The main reason is that large technology companies such as large factories provide AI resources to teams in the form of cloud resources, that is, in the form of APIs, and build unified management similar to data middle platforms.

Coupled with the current very embarrassing input-output ratio (AI is now almost always losing money), it will be difficult for shareholders to unify too much investment, and AI-related projects all require Python language, which is quite embarrassing for previous technology companies because there are almost very few talents in this area.
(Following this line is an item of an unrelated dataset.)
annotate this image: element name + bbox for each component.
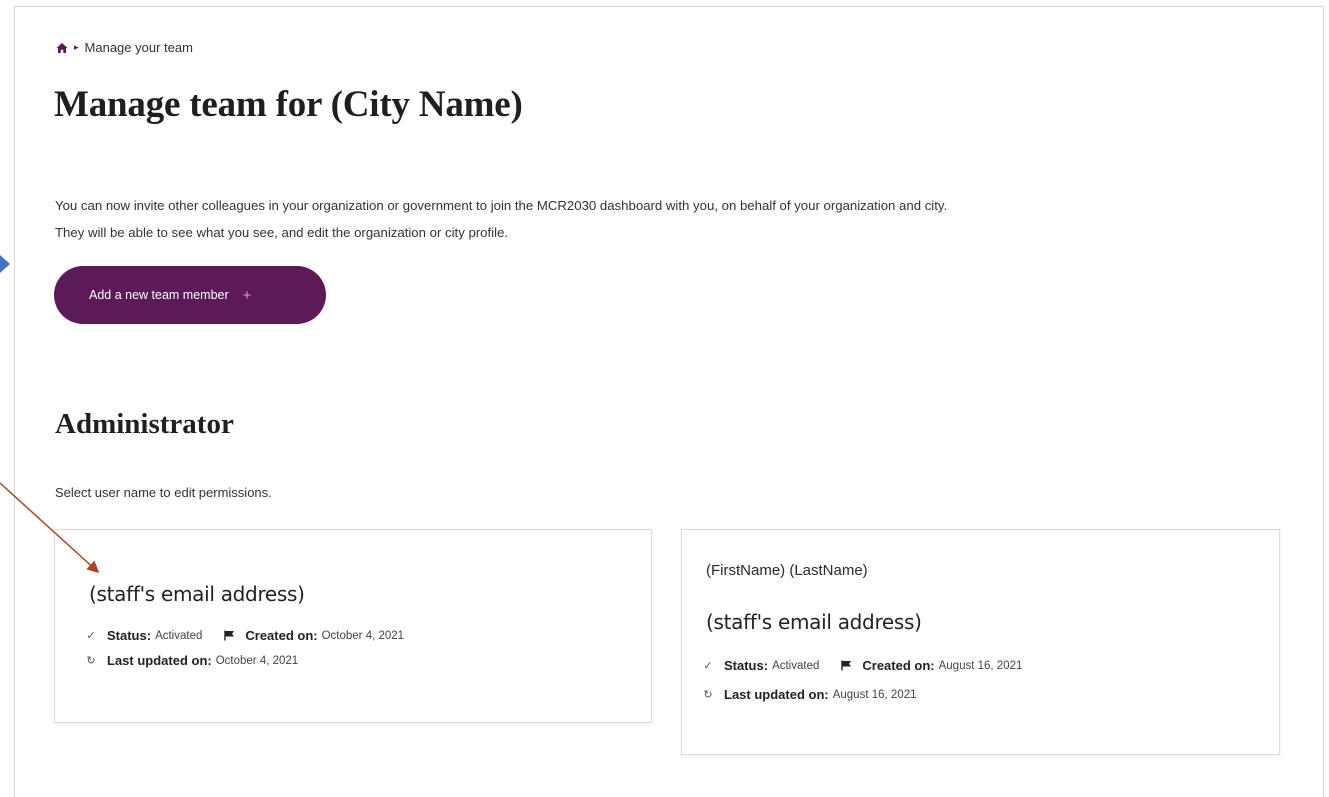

Therefore, you will find that it is very difficult for product managers of large technology companies to sort out the relevant resources they need, while it is very difficult for traditional software companies. If you want to call AI resources, they will encourage the use of APIs (because large companies have their own cloud servers). If you really want to do the AI part yourself, you must have an AI computing server to be able to talk about training and algorithms.

Therefore, the development methods of technology companies, including large manufacturers, seem to be out of date in the AI era, because the talent structure and the required hardware resources have undergone fundamental changes.

Okay, that’s all for today’s sharing.